Enumerated as error are the following: (1) overruling the motion to dismiss the complaint; (2) overruling the motion for directed verdict; (3) overruling the objection to the amendment of the complaint; and (4) refusal to give certain charges.

1. No error was committed as to the motion to dismiss the complaint. In view of notice pleadings now in force by virtue of the Civil Practice Act, this court has many times *300 upheld complaints in the fact of motions to dismiss. See, e.g., Mitchell v. Dickey, 226 Ga. 218, 220 (173 SE2d 695); Gill v. Myrick, 228 Ga. 253, 259 (185 SE2d 72). Here the complaint was sufficient to apprise the defendant as to the nature of the suit so that he could defend it.

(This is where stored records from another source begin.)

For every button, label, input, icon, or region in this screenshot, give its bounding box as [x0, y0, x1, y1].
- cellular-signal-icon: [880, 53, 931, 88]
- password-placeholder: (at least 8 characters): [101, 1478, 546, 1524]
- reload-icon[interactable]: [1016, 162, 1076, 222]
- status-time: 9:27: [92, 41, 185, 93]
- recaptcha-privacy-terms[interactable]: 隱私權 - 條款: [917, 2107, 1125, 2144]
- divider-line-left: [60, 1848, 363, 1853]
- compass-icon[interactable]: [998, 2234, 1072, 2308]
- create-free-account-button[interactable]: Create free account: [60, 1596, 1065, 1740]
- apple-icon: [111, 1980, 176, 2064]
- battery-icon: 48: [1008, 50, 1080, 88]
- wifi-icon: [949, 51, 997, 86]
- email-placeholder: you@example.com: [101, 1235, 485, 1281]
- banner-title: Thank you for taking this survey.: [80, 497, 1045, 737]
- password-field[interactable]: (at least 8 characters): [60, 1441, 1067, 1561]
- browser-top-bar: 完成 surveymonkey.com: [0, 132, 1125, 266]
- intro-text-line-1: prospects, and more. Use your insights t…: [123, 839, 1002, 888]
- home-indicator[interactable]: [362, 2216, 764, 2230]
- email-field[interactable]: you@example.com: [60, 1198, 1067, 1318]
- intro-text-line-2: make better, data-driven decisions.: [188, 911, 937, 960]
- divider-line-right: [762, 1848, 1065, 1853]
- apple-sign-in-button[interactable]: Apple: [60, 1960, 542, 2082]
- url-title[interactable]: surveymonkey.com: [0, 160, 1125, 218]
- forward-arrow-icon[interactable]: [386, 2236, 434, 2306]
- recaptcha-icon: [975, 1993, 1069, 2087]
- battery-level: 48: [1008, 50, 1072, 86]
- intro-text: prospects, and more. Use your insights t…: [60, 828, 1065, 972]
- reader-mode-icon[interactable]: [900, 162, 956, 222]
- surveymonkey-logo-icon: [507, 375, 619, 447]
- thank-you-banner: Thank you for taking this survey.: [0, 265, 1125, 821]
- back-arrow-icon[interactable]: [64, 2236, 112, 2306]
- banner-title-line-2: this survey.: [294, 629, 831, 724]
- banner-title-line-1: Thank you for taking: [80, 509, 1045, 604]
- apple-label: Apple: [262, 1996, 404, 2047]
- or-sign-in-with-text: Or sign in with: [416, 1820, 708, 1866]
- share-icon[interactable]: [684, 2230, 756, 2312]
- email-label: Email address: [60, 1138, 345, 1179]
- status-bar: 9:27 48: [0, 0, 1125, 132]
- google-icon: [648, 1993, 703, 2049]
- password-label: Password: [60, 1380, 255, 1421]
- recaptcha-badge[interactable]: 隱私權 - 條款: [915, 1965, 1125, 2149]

2. Nor was it error to refuse to direct a verdict in favor of the defendant. The plaintiff offered evidence both oral and documentary in support of his complaint asserting title as a result of 20 years adverse possession, 7 years adverse possession by color of title and 7 years acquiescence as to the boundary. In consideration it cannot be said that the evidence demanded a verdict in favor of the defendant rather than presented conflicting issues of fact for a jury to determine. Code Ann. § 81A-150 (a). See Stevens v. Stevens, 227 Ga. 410, 413 (181 SE2d 34).

3. The allowance of the amendment to the complaint was not erroneous. The amendment merely set forth a description of the property in keeping with that shown in support of the plaintiff's contentions.

4. Finally, refusal to charge certain requests submitted by the defendant was not improper. Two of these involved aspects of trespass, the nature of which was adequately covered in a charge given by the court. One request was argumentative as a conclusion that the plaintiff could not recover in the case. A fourth involved the effect of a quitclaim deed whereas no quitclaim deed was involved in the evidence. The issue as to the remaining requests has been abandoned.

We find there is no merit in the enumerations of error.

Judgment affirmed. All the Justices concur.